Less than three days, less than seventy-two hours of miracle, it’s just started but already over again. Although we wait for this all day long. Could it be that not Christmas is most important but the Advent? Could it be better for our soul to get into the feast gradually, letting it slowly in our everyday life, lighting more and more candles and opening more and more little windows, rather than letting everything only for these three last days? I don’t say it’s an easy part of the year – I know exactly how vulnerable and lost you feel when you sing in a dark space where only the sound of an organ can lead you forwards on a way invisible for the eye. On the third Advent week, we can hear members of the Kodály Zoltán Hungarian Choir School like this, accompanied by a world-class organist, Monika Melcová, who has been travelling around the globe. I talked to her about this concert, the specialty of the organ, and Christmas.
You already got to know the piano and the organ with five years. Why did you choose the latter as your main instrument?

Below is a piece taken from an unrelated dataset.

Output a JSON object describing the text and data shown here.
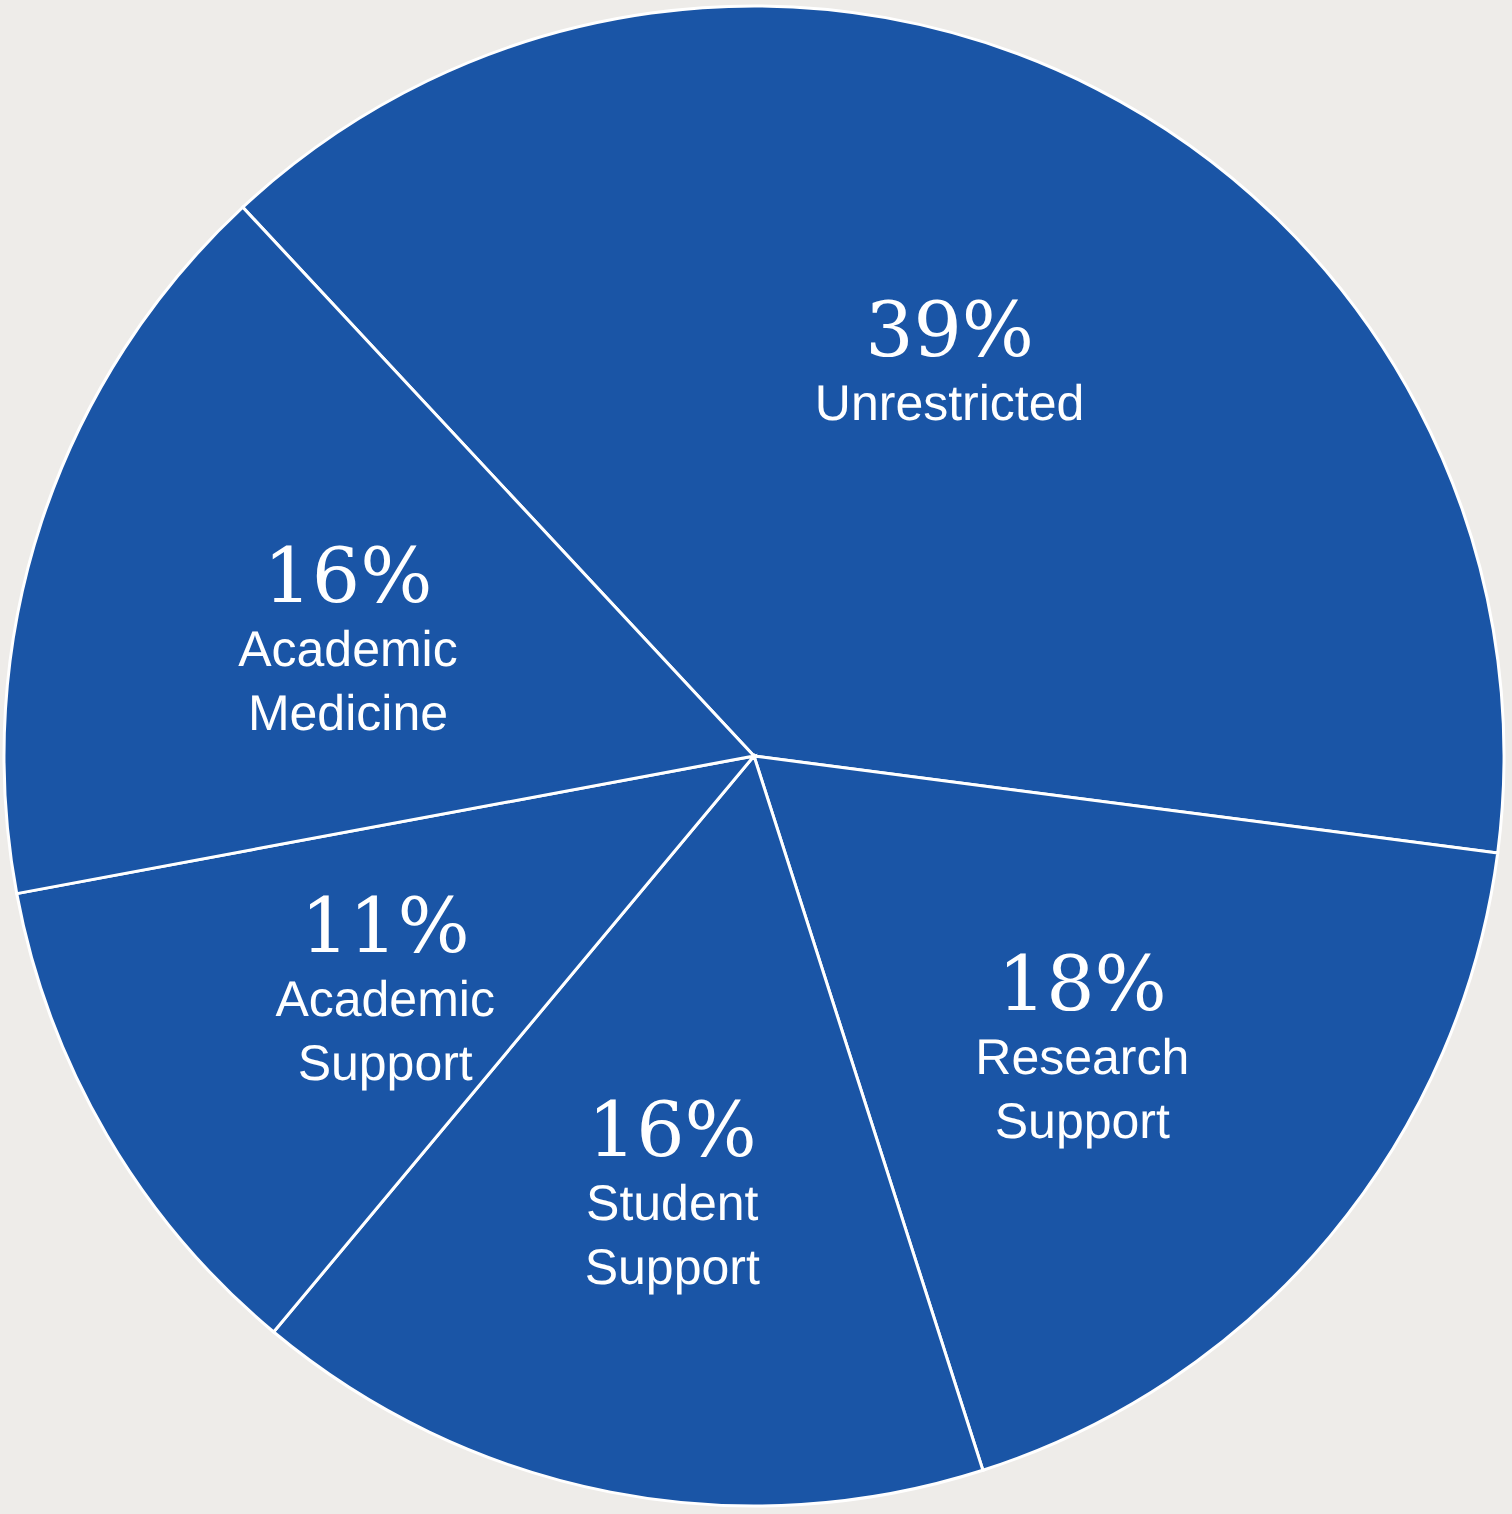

As it was usual those days, I started the piano with five. The organ came later when I started my studies at the Kosice Conservatory with thirteen. There are many reasons why I chose this instrument; it’s hard to explain all. Curiosity surely played a role, and I was already aware as a child how many awesome places can organists visit. That worked out, indeed – imagine, for instance, that you get a key to an enormous cathedral, or that you are allowed to roam in Versailles late at night at places where tourists never go. This profession is incredibly exciting, and it already captured my attention as a child. Of course, I found it fantastic that every organ is different, you can hear completely new sounds, hundreds of years of music is awaken, and there are all these historical organs, still working today, all around the world… What else could be equivalent to this?
Is there a difference between playing the organ in a church or in a concert hall? Does the space influence the acoustic, the technique, the sound?

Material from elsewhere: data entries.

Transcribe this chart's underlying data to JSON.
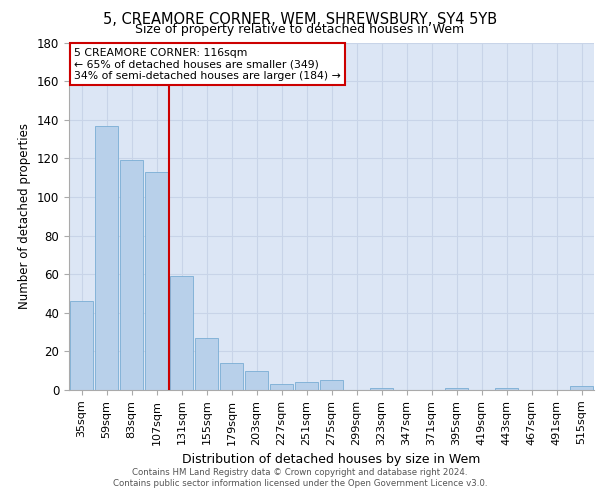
{
  "title_line1": "5, CREAMORE CORNER, WEM, SHREWSBURY, SY4 5YB",
  "title_line2": "Size of property relative to detached houses in Wem",
  "xlabel": "Distribution of detached houses by size in Wem",
  "ylabel": "Number of detached properties",
  "categories": [
    "35sqm",
    "59sqm",
    "83sqm",
    "107sqm",
    "131sqm",
    "155sqm",
    "179sqm",
    "203sqm",
    "227sqm",
    "251sqm",
    "275sqm",
    "299sqm",
    "323sqm",
    "347sqm",
    "371sqm",
    "395sqm",
    "419sqm",
    "443sqm",
    "467sqm",
    "491sqm",
    "515sqm"
  ],
  "values": [
    46,
    137,
    119,
    113,
    59,
    27,
    14,
    10,
    3,
    4,
    5,
    0,
    1,
    0,
    0,
    1,
    0,
    1,
    0,
    0,
    2
  ],
  "bar_color": "#b8d0ea",
  "bar_edge_color": "#7aadd4",
  "vline_x": 3.5,
  "vline_color": "#cc0000",
  "annotation_line1": "5 CREAMORE CORNER: 116sqm",
  "annotation_line2": "← 65% of detached houses are smaller (349)",
  "annotation_line3": "34% of semi-detached houses are larger (184) →",
  "annotation_box_edge": "#cc0000",
  "ylim": [
    0,
    180
  ],
  "yticks": [
    0,
    20,
    40,
    60,
    80,
    100,
    120,
    140,
    160,
    180
  ],
  "footer_line1": "Contains HM Land Registry data © Crown copyright and database right 2024.",
  "footer_line2": "Contains public sector information licensed under the Open Government Licence v3.0.",
  "grid_color": "#c8d4e8",
  "background_color": "#dce6f5",
  "fig_background": "#ffffff"
}
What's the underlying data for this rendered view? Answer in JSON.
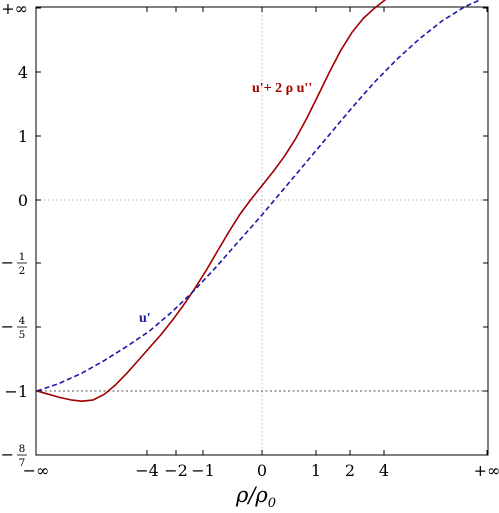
{
  "chart_data": {
    "type": "line",
    "title": "",
    "xlabel": {
      "main": "ρ/ρ",
      "sub": "0"
    },
    "ylabel": "",
    "x_domain": "compactified: -∞ … +∞",
    "x_ticks": [
      "−∞",
      "−4",
      "−2",
      "−1",
      "0",
      "1",
      "2",
      "4",
      "+∞"
    ],
    "y_ticks": [
      {
        "type": "text",
        "label": "+∞"
      },
      {
        "type": "text",
        "label": "4"
      },
      {
        "type": "text",
        "label": "1"
      },
      {
        "type": "text",
        "label": "0"
      },
      {
        "type": "frac",
        "sign": "−",
        "num": "1",
        "den": "2"
      },
      {
        "type": "frac",
        "sign": "−",
        "num": "4",
        "den": "5"
      },
      {
        "type": "text",
        "label": "−1"
      },
      {
        "type": "frac",
        "sign": "−",
        "num": "8",
        "den": "7"
      }
    ],
    "reference_lines": [
      {
        "axis": "x",
        "value": "0",
        "style": "dotted"
      },
      {
        "axis": "y",
        "value": "0",
        "style": "dotted"
      },
      {
        "axis": "y",
        "value": "−1",
        "style": "dotted"
      }
    ],
    "series": [
      {
        "name": "u'+ 2 ρ u''",
        "color": "#a00000",
        "dash": "solid",
        "points": [
          [
            -1.0,
            -1.0
          ],
          [
            -0.95,
            -1.05
          ],
          [
            -0.9,
            -1.1
          ],
          [
            -0.85,
            -1.14
          ],
          [
            -0.8,
            -1.16
          ],
          [
            -0.75,
            -1.14
          ],
          [
            -0.7,
            -1.05
          ],
          [
            -0.65,
            -0.9
          ],
          [
            -0.6,
            -0.72
          ],
          [
            -0.55,
            -0.52
          ],
          [
            -0.5,
            -0.32
          ],
          [
            -0.45,
            -0.12
          ],
          [
            -0.4,
            0.1
          ],
          [
            -0.35,
            0.34
          ],
          [
            -0.3,
            0.6
          ],
          [
            -0.25,
            0.88
          ],
          [
            -0.2,
            1.18
          ],
          [
            -0.15,
            1.48
          ],
          [
            -0.1,
            1.76
          ],
          [
            -0.05,
            2.0
          ],
          [
            0.0,
            2.22
          ],
          [
            0.05,
            2.44
          ],
          [
            0.1,
            2.68
          ],
          [
            0.15,
            2.96
          ],
          [
            0.2,
            3.28
          ],
          [
            0.25,
            3.64
          ],
          [
            0.3,
            4.0
          ],
          [
            0.35,
            4.34
          ],
          [
            0.4,
            4.62
          ],
          [
            0.45,
            4.84
          ],
          [
            0.5,
            5.0
          ],
          [
            0.55,
            5.14
          ],
          [
            0.6,
            5.24
          ],
          [
            0.65,
            5.31
          ],
          [
            0.7,
            5.36
          ],
          [
            0.75,
            5.39
          ],
          [
            0.8,
            5.41
          ],
          [
            0.85,
            5.415
          ],
          [
            0.9,
            5.42
          ],
          [
            0.95,
            5.42
          ],
          [
            1.0,
            5.42
          ]
        ]
      },
      {
        "name": "u'",
        "color": "#1a1aa6",
        "dash": "dashed",
        "points": [
          [
            -1.0,
            -1.0
          ],
          [
            -0.9,
            -0.88
          ],
          [
            -0.8,
            -0.72
          ],
          [
            -0.7,
            -0.52
          ],
          [
            -0.6,
            -0.3
          ],
          [
            -0.5,
            -0.06
          ],
          [
            -0.4,
            0.24
          ],
          [
            -0.3,
            0.58
          ],
          [
            -0.2,
            0.96
          ],
          [
            -0.1,
            1.36
          ],
          [
            0.0,
            1.76
          ],
          [
            0.1,
            2.18
          ],
          [
            0.2,
            2.6
          ],
          [
            0.3,
            3.02
          ],
          [
            0.4,
            3.44
          ],
          [
            0.5,
            3.84
          ],
          [
            0.6,
            4.2
          ],
          [
            0.7,
            4.52
          ],
          [
            0.8,
            4.8
          ],
          [
            0.9,
            5.02
          ],
          [
            1.0,
            5.18
          ],
          [
            1.1,
            5.3
          ],
          [
            1.2,
            5.37
          ],
          [
            1.3,
            5.41
          ],
          [
            1.4,
            5.42
          ]
        ]
      }
    ],
    "series_labels": [
      "u'+ 2 ρ u''",
      "u'"
    ],
    "grid": false,
    "frame": true
  }
}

The acoustic is definitely influenced, and this is the real art in playing an organ, that’s what makes our instrument special. We actually conduct a whole orchestra, this is the greatest in our work. Yes, it is not only one instrument, it is many. We have to control the touchés, play on the keyboard, and everything should sound together, so that the audience hears a completely clear music. It is a new discovery every time.

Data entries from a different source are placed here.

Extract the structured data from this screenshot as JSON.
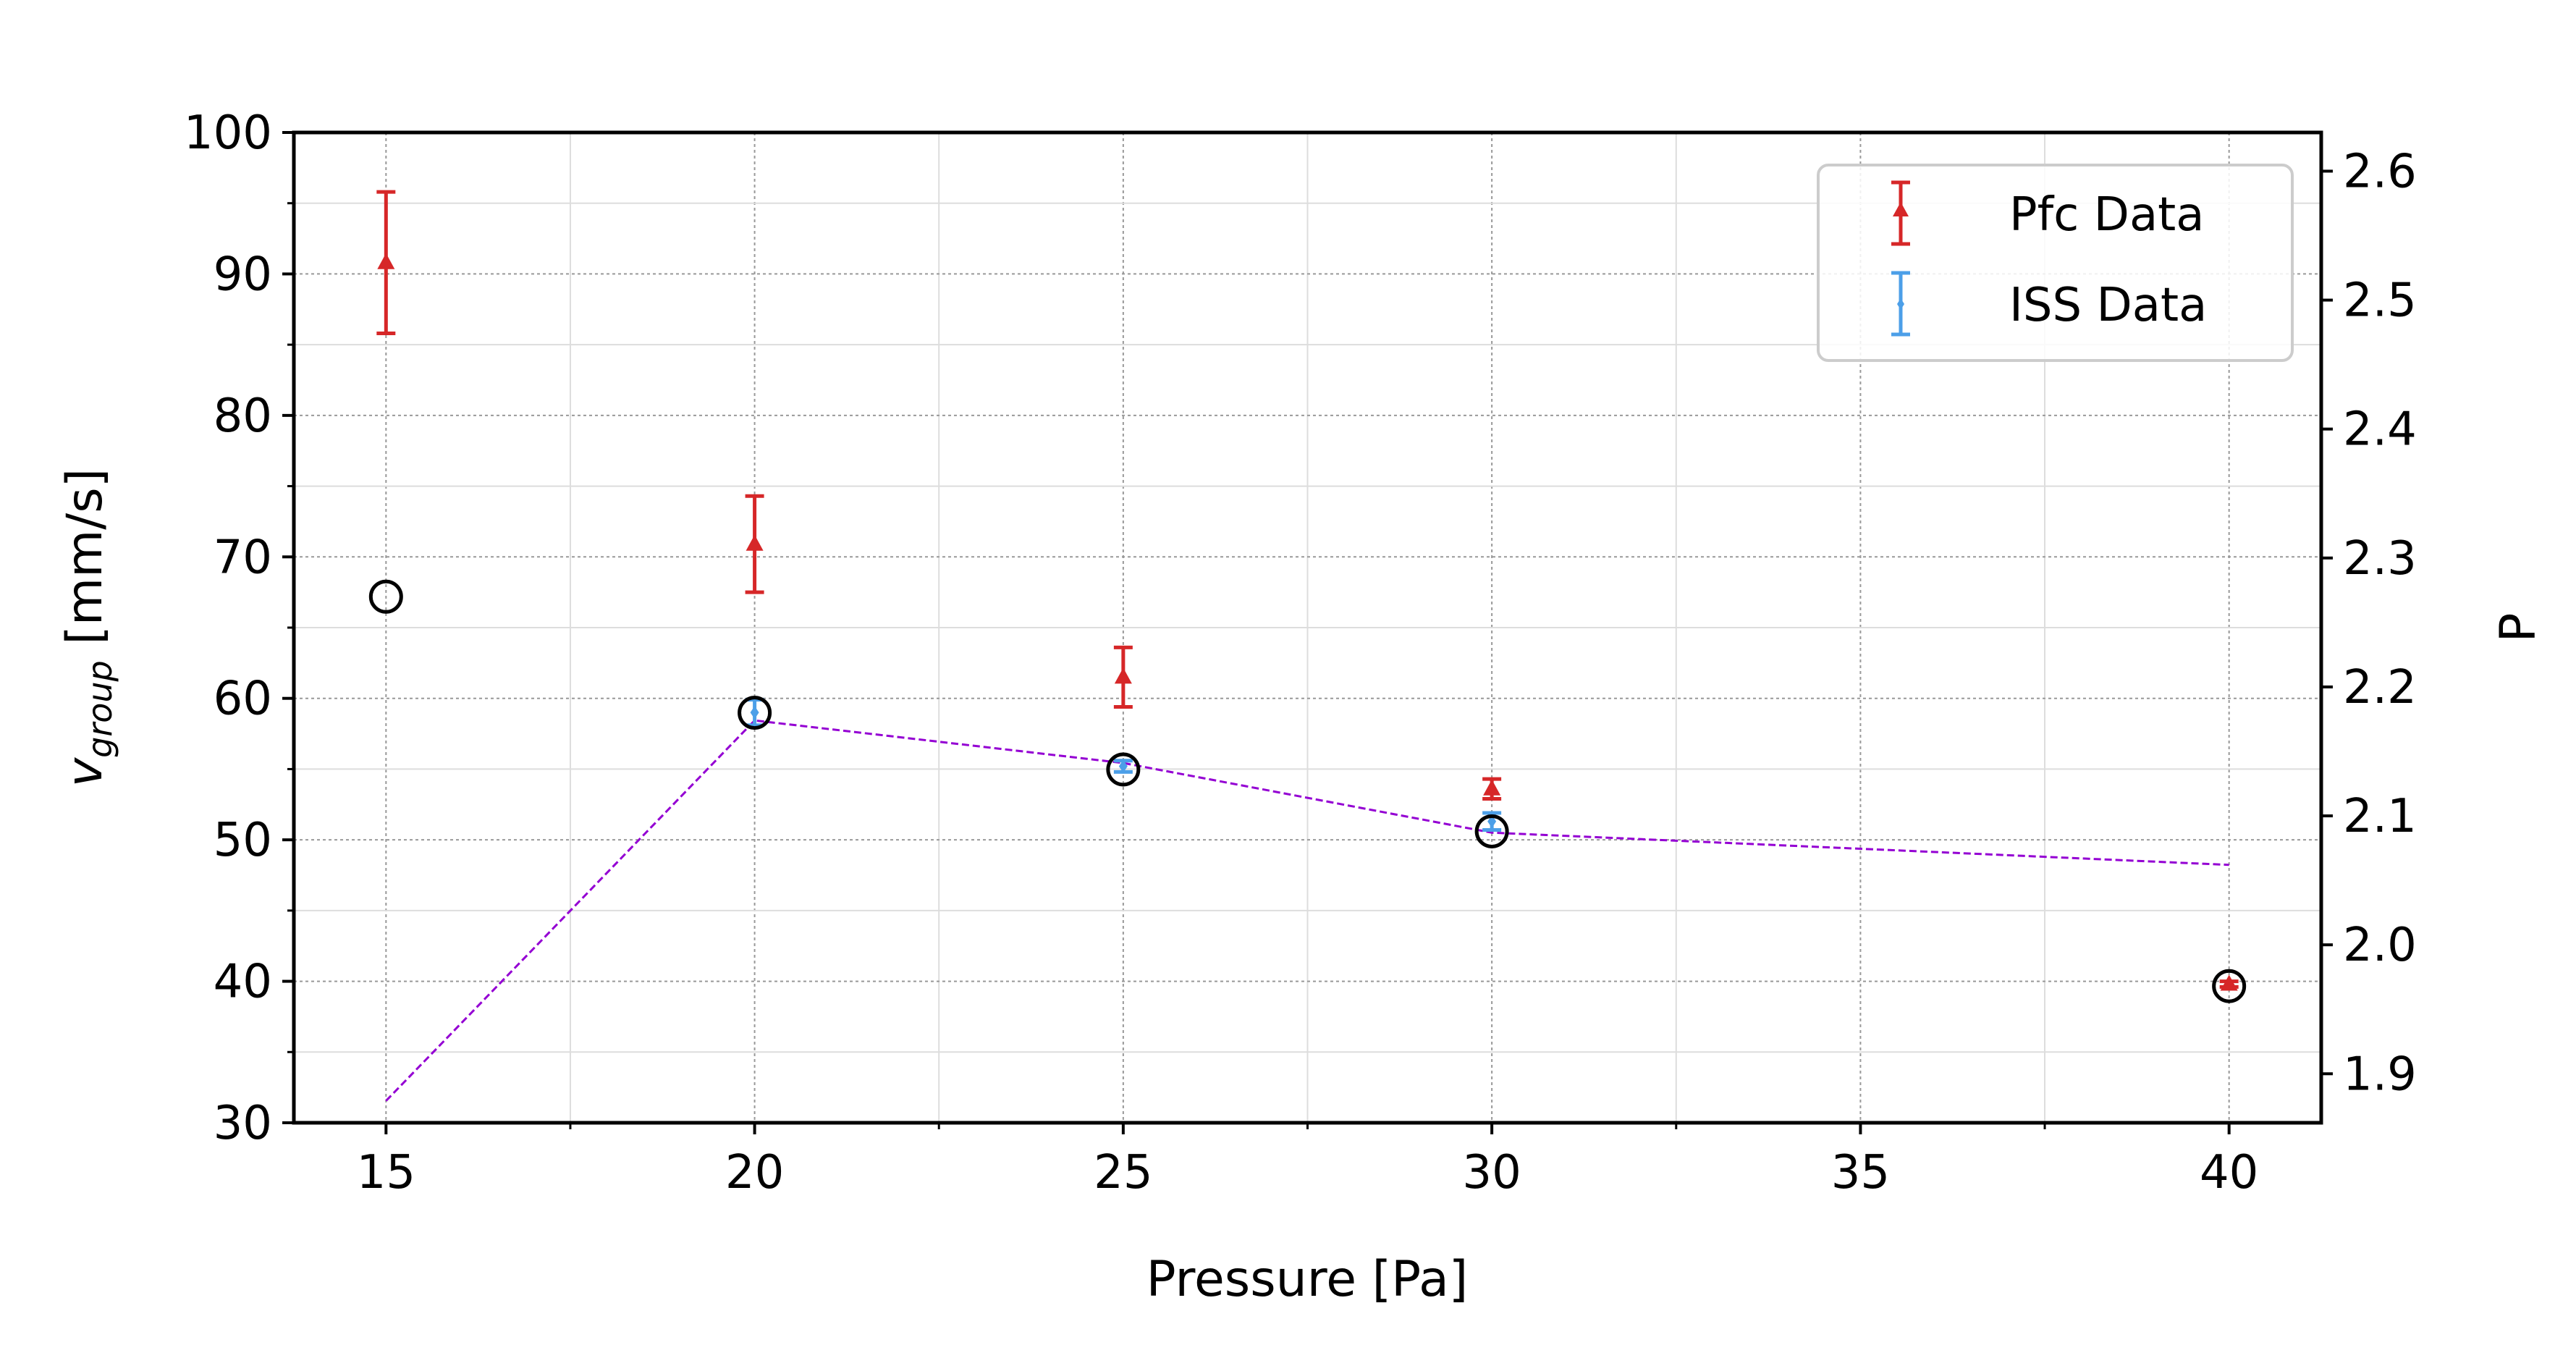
{
  "chart_data": {
    "type": "scatter",
    "xlabel": "Pressure [Pa]",
    "ylabel_main": "v",
    "ylabel_sub": "group",
    "ylabel_unit": " [mm/s]",
    "y2label": "P",
    "xlim": [
      13.75,
      41.25
    ],
    "ylim": [
      30,
      100
    ],
    "y2lim": [
      1.862,
      2.63
    ],
    "xticks": [
      15,
      20,
      25,
      30,
      35,
      40
    ],
    "xticks_minor": [
      17.5,
      22.5,
      27.5,
      32.5,
      37.5
    ],
    "yticks": [
      30,
      40,
      50,
      60,
      70,
      80,
      90,
      100
    ],
    "yticks_minor": [
      35,
      45,
      55,
      65,
      75,
      85,
      95
    ],
    "y2ticks": [
      1.9,
      2.0,
      2.1,
      2.2,
      2.3,
      2.4,
      2.5,
      2.6
    ],
    "y2tick_labels": [
      "1.9",
      "2.0",
      "2.1",
      "2.2",
      "2.3",
      "2.4",
      "2.5",
      "2.6"
    ],
    "grid": true,
    "legend_position": "top-right",
    "series": [
      {
        "name": "Pfc Data",
        "color": "#d62728",
        "marker": "triangle",
        "axis": "left",
        "x": [
          15,
          20,
          25,
          30,
          40
        ],
        "y": [
          90.8,
          70.9,
          61.5,
          53.6,
          39.8
        ],
        "yerr": [
          5.0,
          3.4,
          2.1,
          0.7,
          0.2
        ]
      },
      {
        "name": "ISS Data",
        "color": "#4c9fe8",
        "marker": "diamond",
        "axis": "left",
        "x": [
          20,
          25,
          30
        ],
        "y": [
          59.0,
          55.2,
          51.3
        ],
        "yerr": [
          0.9,
          0.4,
          0.6
        ]
      },
      {
        "color": "#000000",
        "marker": "open-circle",
        "axis": "right",
        "x": [
          15,
          20,
          25,
          30,
          40
        ],
        "y": [
          2.27,
          2.18,
          2.136,
          2.088,
          1.968
        ]
      },
      {
        "color": "#9400d3",
        "marker": "dashed-line",
        "axis": "right",
        "x": [
          15,
          20,
          25,
          30,
          40
        ],
        "y": [
          1.879,
          2.174,
          2.141,
          2.087,
          2.062
        ]
      }
    ]
  }
}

You play with three choirs in the Müpa. What was your first reaction when the request came? Do you have a different strategy if you prepare for a solo or a joint concert?
I don’t think that it’s another strategy. We play together, and I take it for granted that I also have a role and a responsibility in a joint work. Chamber music, continuo, accompanying a choir is all good: it helps a musician to develop, to stay open.
How will this concert be organized? Will you accompany the choirs, play solos, will the choir sing a cappella? What is your favourite from this repertoire, if there is any?
The choirs also took part in the organization, just like László Fassang who introduced me the idea of such a musical project. Thanks to the joint work, a lovely programme came to be in the end. There will be a cappella pieces, organ and choir together, solo organ pieces and organ improvisation. I can’t really pick a favourite one, but I will be definitely happy to play the Bach E Dur Preludium BWV 566, a merry, brilliant and virtuosic piece. It’s funny that I’ve played this for a very long time, it was even recorded sometimes, and I can see how I developed as a musician throughout the years. Not only how I became better, but generally, how I changed. It’s important to face this from time to time.
How do you prepare for Christmas? Do you have any Christmas tradition or story, from your musical or private life, that you would reveal to the readers?
When I lived in Paris, my parents visited me every year. Back then, I worked as a titular organist of the Saint Martin des Champs church with a small Cavaillé Coll organ. Just like for most colleagues, I spent Christmas mostly with music. Since I’ve been in Spain, it’s different: I visit my mother in Slovakia, and our time together is calm and slow. We go to theatre, to opera in Vienna or Bratislava – such a Christmas makes me relaxed and energized. At the end of the year, I usually visit a European country with my friends, always a different one.
One Christmas was special in my life. In used to live in Japan back then, but I spent the feast days in Vienna. My plane just arrived at the airport on 24 December; I was full with stories of Japan and my life there. I was much younger than now, and in that moment of my arrival I thanked God that I can live this kind of life. That was when I realized how much luck I have with this wonderful profession.